From an overall configuration standpoint, clearly the SG2008 has significantly more configurable features than the SG108E. Let's take a look at some of the common features, as well as the differences.
Both switches support port-based and tagged (802.1q) VLANs. The SG2008 supports up to 512 VLANs, where the SG108E supports 32. Although it sounds cool to be able to carry traffic for up to 512 different VLANs, I'm not sure why you'd need to carry more than 32 VLANs to or through an 8-port switch.
I set up a VLAN trunk from a Cisco SG200-26 switch to the SG108E. The trunk was configured to carry VLAN1 (untagged) and VLAN3 (tagged). Connected to VLAN3 on the Cisco switch was a secondary DHCP server, which provided IP addresses different than the DHCP server on VLAN1. I then set up another port on the SG108E to be a member of VLAN3.
A PC connected to the SG108E port assigned to VLAN3 successfully got an IP address from the secondary DHCP server, validating the SG108E's VLAN tagging capability. A screenshot of my SG108E configs is below.
I used the same scenario to test the SG2008's VLAN tagging capability with similar successful results. As you can see in the screenshot below, port 6 is my trunk port and is a tagged member of VLAN3, while port 7 is a simple access port and untagged member of VLAN3. A PC connected to port 7 on the SG2008, which is assigned to VLAN3, successfully got an IP address from the secondary DHCP server, validating the SG2008's VLAN tagging capability.
The SG2008 also supports a Voice VLAN for automatically placing VoIP devices into a separate VLAN. This feature works by adding the first half of the MAC address of your VoIP device, also known as the Organizationally Unique Identifier (OUI), to the SG2008 OUI Config table. This will enable the SG2008 to discover a VoIP device and add it to the defined VoIP VLAN. (Note to TP-Link, it would be nice to see a configuration example for this feature in the manual or support site.)

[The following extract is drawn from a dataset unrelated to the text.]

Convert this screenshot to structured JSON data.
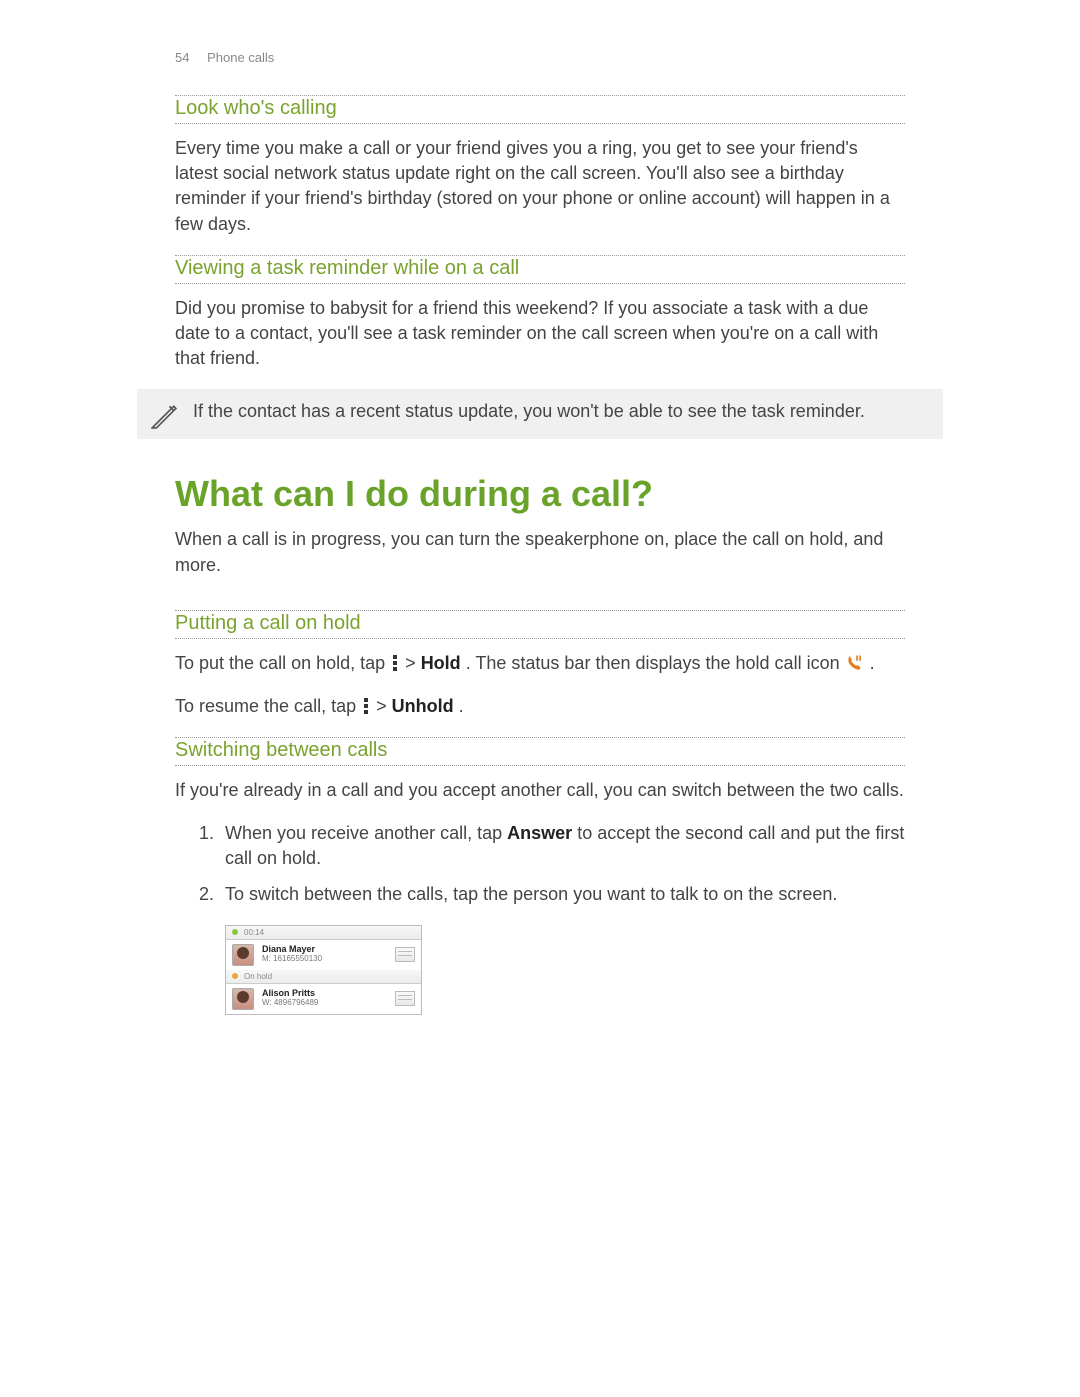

One of the things you lose with an unmanaged switch is loop prevention. If someone accidentally creates a switching loop in a network without STP by plugging cables into the wrong port, the whole network can crash until the loop is removed. Spanning Tree Protocol (STP) will detect a loop, automatically shut down one leg of the loop and keep the network running.
Loop detection and prevention is easy to test. I connect a PC to the switch I'm testing and start a continuous ping to the switch. Then, I take an Ethernet cable and plug both ends into ports on the switch. This creates a loop. Without loop detection and prevention, my ping will likely stop due to the loop I introduced. With loop detection and prevention, there should be minimal interruption to the ping.

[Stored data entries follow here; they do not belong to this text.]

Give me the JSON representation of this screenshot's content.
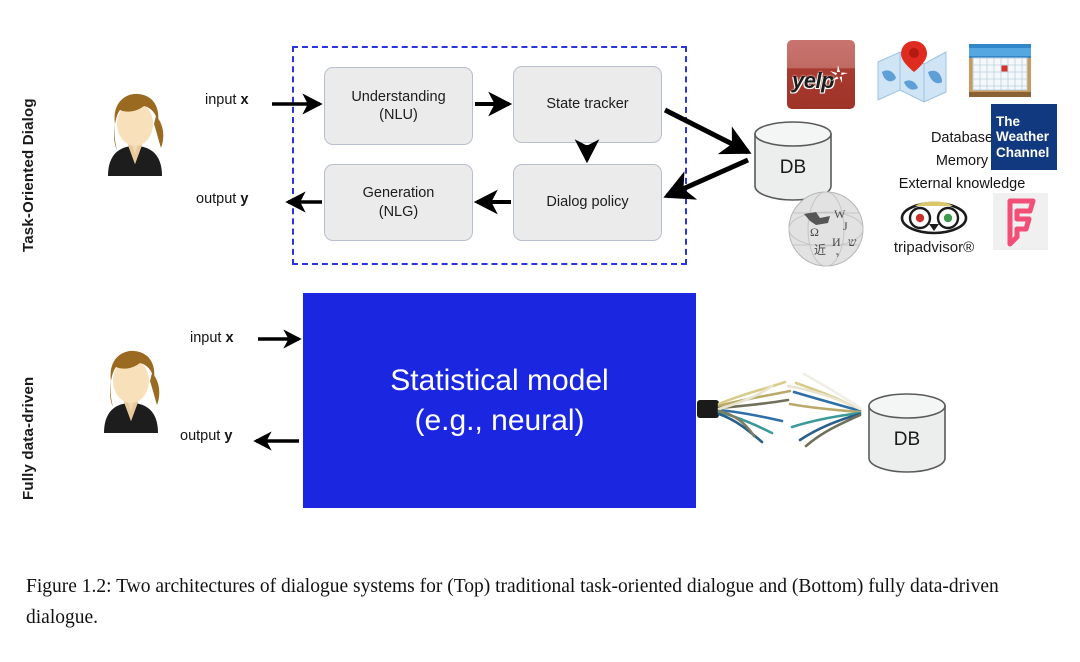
{
  "figure": {
    "rows": [
      {
        "id": "task-oriented",
        "label": "Task-Oriented Dialog"
      },
      {
        "id": "fully-data-driven",
        "label": "Fully data-driven"
      }
    ],
    "io": {
      "input_prefix": "input ",
      "input_var": "x",
      "output_prefix": "output ",
      "output_var": "y"
    },
    "pipeline": {
      "modules": [
        {
          "id": "nlu",
          "line1": "Understanding",
          "line2": "(NLU)"
        },
        {
          "id": "state-tracker",
          "line1": "State tracker",
          "line2": ""
        },
        {
          "id": "nlg",
          "line1": "Generation",
          "line2": "(NLG)"
        },
        {
          "id": "dialog-policy",
          "line1": "Dialog policy",
          "line2": ""
        }
      ],
      "border_color": "#2b35dd",
      "module_fill": "#ebebeb"
    },
    "statistical_model": {
      "line1": "Statistical model",
      "line2": "(e.g., neural)",
      "fill": "#1a26e0",
      "text_color": "#ffffff"
    },
    "database": {
      "label": "DB"
    },
    "external_sources": {
      "lines": [
        "Database",
        "Memory",
        "External knowledge"
      ],
      "logos": [
        {
          "id": "yelp",
          "name": "yelp-logo",
          "text": "yelp",
          "color": "#a83a30"
        },
        {
          "id": "map",
          "name": "map-logo",
          "text": "",
          "color": "#3f8fd0"
        },
        {
          "id": "calendar",
          "name": "calendar-logo",
          "text": "",
          "color": "#3a7fc4"
        },
        {
          "id": "weather",
          "name": "weather-channel-logo",
          "line1": "The",
          "line2": "Weather",
          "line3": "Channel",
          "color": "#11397f"
        },
        {
          "id": "wikipedia",
          "name": "wikipedia-logo",
          "text": "",
          "color": "#dddddd"
        },
        {
          "id": "tripadvisor",
          "name": "tripadvisor-logo",
          "text": "tripadvisor®",
          "color": "#1b1b1b"
        },
        {
          "id": "foursquare",
          "name": "foursquare-logo",
          "text": "F",
          "color": "#f24f76"
        }
      ]
    }
  },
  "caption": {
    "text": "Figure 1.2: Two architectures of dialogue systems for (Top) traditional task-oriented dialogue and (Bottom) fully data-driven dialogue."
  }
}
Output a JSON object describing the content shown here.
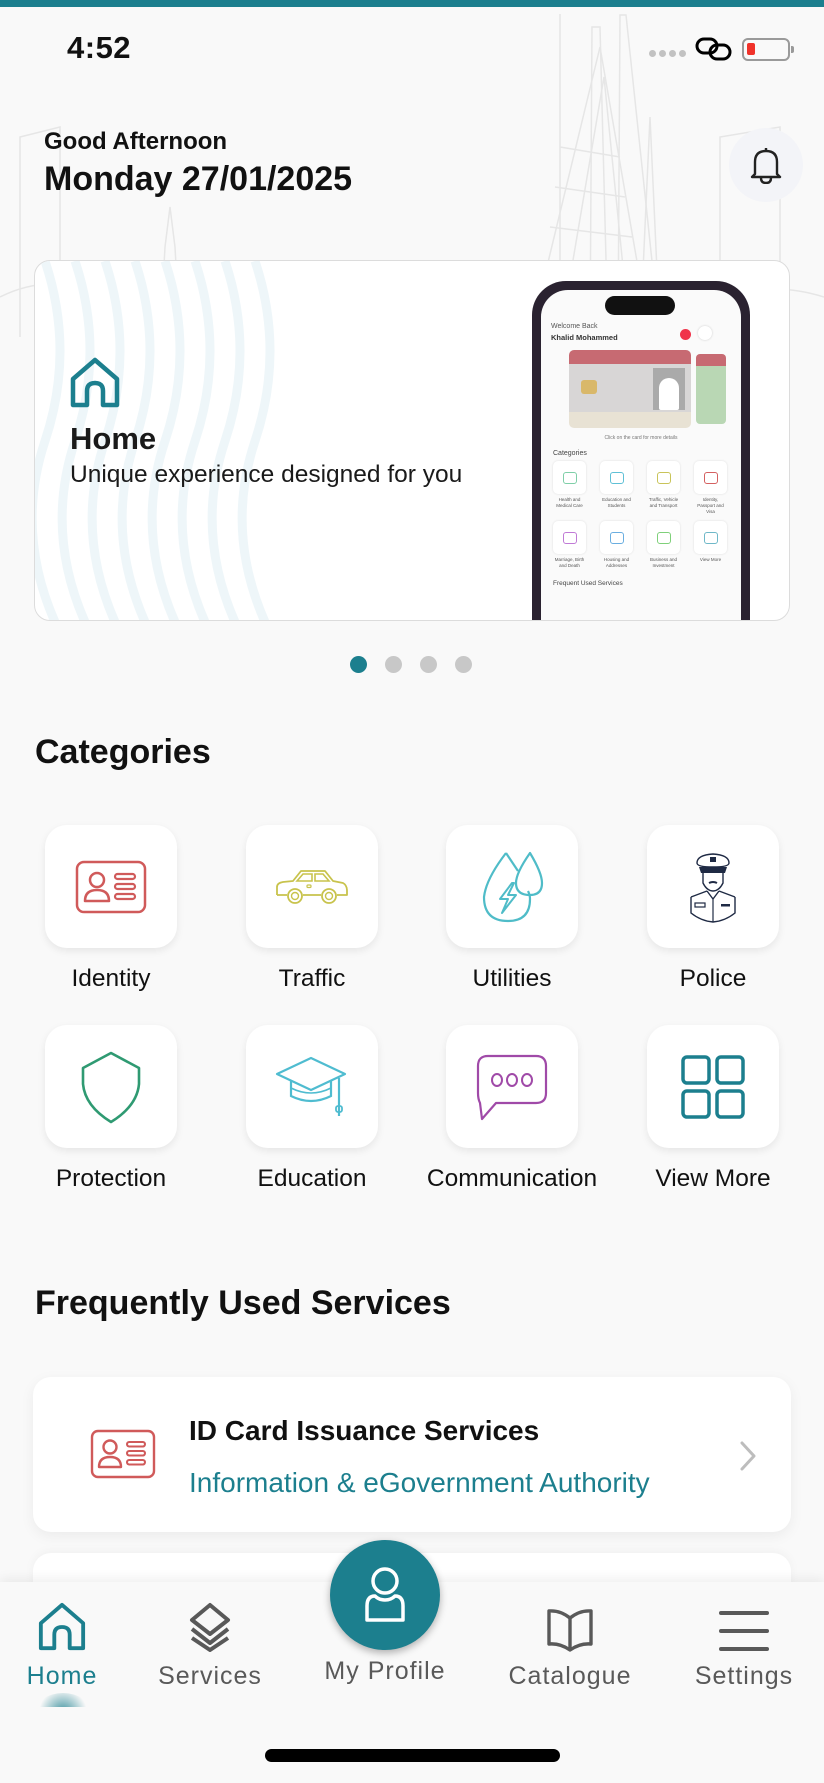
{
  "status_bar": {
    "time": "4:52",
    "icons": [
      "signal-dots-icon",
      "link-icon",
      "battery-low-icon"
    ],
    "battery_color": "#f0322a"
  },
  "header": {
    "greeting": "Good Afternoon",
    "date": "Monday 27/01/2025",
    "notification_icon": "bell-icon"
  },
  "banner": {
    "icon": "home-icon",
    "title": "Home",
    "subtitle": "Unique experience designed for you",
    "phone_preview": {
      "welcome": "Welcome Back",
      "user_name": "Khalid Mohammed",
      "card_hint": "Click on the card for more details",
      "categories_title": "Categories",
      "categories": [
        {
          "label": "Health and Medical Care",
          "color": "#7fcfa8"
        },
        {
          "label": "Education and Students",
          "color": "#5fc0d6"
        },
        {
          "label": "Traffic, Vehicle and Transport",
          "color": "#c9c45a"
        },
        {
          "label": "Identity, Passport and Visa",
          "color": "#d46060"
        },
        {
          "label": "Marriage, Birth and Death",
          "color": "#c07ad6"
        },
        {
          "label": "Housing and Addresses",
          "color": "#6aaee0"
        },
        {
          "label": "Business and Investment",
          "color": "#7fd07a"
        },
        {
          "label": "View More",
          "color": "#6fb8c8"
        }
      ],
      "frequent_title": "Frequent Used Services"
    },
    "pagination": {
      "total": 4,
      "active_index": 0
    }
  },
  "categories": {
    "title": "Categories",
    "items": [
      {
        "label": "Identity",
        "icon": "id-card-icon",
        "color": "#d05a5a"
      },
      {
        "label": "Traffic",
        "icon": "car-icon",
        "color": "#c8c34c"
      },
      {
        "label": "Utilities",
        "icon": "water-electricity-icon",
        "color": "#4fbcc8"
      },
      {
        "label": "Police",
        "icon": "police-officer-icon",
        "color": "#1f2a44"
      },
      {
        "label": "Protection",
        "icon": "shield-icon",
        "color": "#2f9a72"
      },
      {
        "label": "Education",
        "icon": "graduation-cap-icon",
        "color": "#4fbcd0"
      },
      {
        "label": "Communication",
        "icon": "chat-bubble-icon",
        "color": "#a04aa8"
      },
      {
        "label": "View More",
        "icon": "grid-icon",
        "color": "#1c7f8e"
      }
    ]
  },
  "frequent_services": {
    "title": "Frequently Used Services",
    "items": [
      {
        "title": "ID Card Issuance Services",
        "organization": "Information & eGovernment Authority",
        "icon": "id-card-icon"
      }
    ]
  },
  "bottom_nav": {
    "items": [
      {
        "label": "Home",
        "icon": "home-icon",
        "active": true
      },
      {
        "label": "Services",
        "icon": "layers-icon",
        "active": false
      },
      {
        "label": "My Profile",
        "icon": "user-icon",
        "active": false
      },
      {
        "label": "Catalogue",
        "icon": "book-icon",
        "active": false
      },
      {
        "label": "Settings",
        "icon": "menu-icon",
        "active": false
      }
    ]
  },
  "theme": {
    "accent": "#1c7f8e",
    "background": "#f9f9f9",
    "inactive_dot": "#c8c8c8",
    "nav_inactive": "#595959"
  }
}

The SG108E has a loop prevention feature, but it doesn't appear to be STP. I ran my loop test above with the SG108E's loop prevention feature disabled, inserted a loop and the pings started failing as expected. I could see all the port LEDs on the switch flickering rapidly, which can be an indicator of a switch having a problem.

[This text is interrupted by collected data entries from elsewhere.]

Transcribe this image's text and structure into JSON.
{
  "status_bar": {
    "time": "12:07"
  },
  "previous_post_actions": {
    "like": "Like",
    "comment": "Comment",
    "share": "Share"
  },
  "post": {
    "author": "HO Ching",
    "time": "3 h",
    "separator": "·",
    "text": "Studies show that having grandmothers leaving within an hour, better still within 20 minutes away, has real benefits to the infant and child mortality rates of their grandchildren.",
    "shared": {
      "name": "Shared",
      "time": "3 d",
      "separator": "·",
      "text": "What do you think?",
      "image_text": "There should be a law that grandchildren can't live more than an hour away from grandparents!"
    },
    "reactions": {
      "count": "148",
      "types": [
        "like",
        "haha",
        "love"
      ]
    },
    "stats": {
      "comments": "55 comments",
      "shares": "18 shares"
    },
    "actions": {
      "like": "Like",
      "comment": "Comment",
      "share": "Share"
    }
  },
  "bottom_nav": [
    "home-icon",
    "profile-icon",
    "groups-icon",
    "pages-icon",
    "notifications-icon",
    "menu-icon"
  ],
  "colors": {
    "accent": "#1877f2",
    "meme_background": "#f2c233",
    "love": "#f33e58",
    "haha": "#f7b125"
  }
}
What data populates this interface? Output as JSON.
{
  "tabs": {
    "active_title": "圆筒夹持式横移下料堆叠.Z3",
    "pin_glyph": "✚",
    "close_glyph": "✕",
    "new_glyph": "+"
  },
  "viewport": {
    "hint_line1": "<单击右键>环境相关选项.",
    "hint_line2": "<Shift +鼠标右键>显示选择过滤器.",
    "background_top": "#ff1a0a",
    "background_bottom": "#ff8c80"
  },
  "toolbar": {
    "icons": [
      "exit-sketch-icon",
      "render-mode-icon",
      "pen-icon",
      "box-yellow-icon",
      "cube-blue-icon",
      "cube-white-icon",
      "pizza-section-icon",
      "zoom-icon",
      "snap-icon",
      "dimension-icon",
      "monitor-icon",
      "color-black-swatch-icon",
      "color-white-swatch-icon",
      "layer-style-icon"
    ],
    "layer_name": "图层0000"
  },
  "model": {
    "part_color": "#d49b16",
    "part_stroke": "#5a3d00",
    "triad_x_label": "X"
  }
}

I repeated the loop test with the loop prevention feature enabled (shown below), and the pings continued to work. The port LED for one of the looped ports was slowly blinking, which I'd guess means the port was blocked due to loop detection. Test passed.
SG108E Loop Prevention
The SG2008 supports multiple versions of STP, including Rapid Spanning Tree Protocol (RSTP) and Multiple Spanning Tree Protocol (MST). Below is a screenshot of the SG2008 STP configuration page.
SG2008 Loop Prevention
Enabling STP on the SG2008 is done with two steps. First, enable STP globally on the switch, then enable STP on the switch ports. I missed this second step in my initial testing, which had me believing STP didn't work on the SG2008. TP-Link clued me into the correct steps. (A configuration example in the manual or on line would have been useful.)
I ran my loop test with the SG2008's STP configs disabled, inserted a loop and the pings started failing as expected. With the correct STP configs enabled, I tried the same loop test. The SG2008 correctly blocked one leg of the loop, effectively preventing a loop and maintaining the network. Test passed.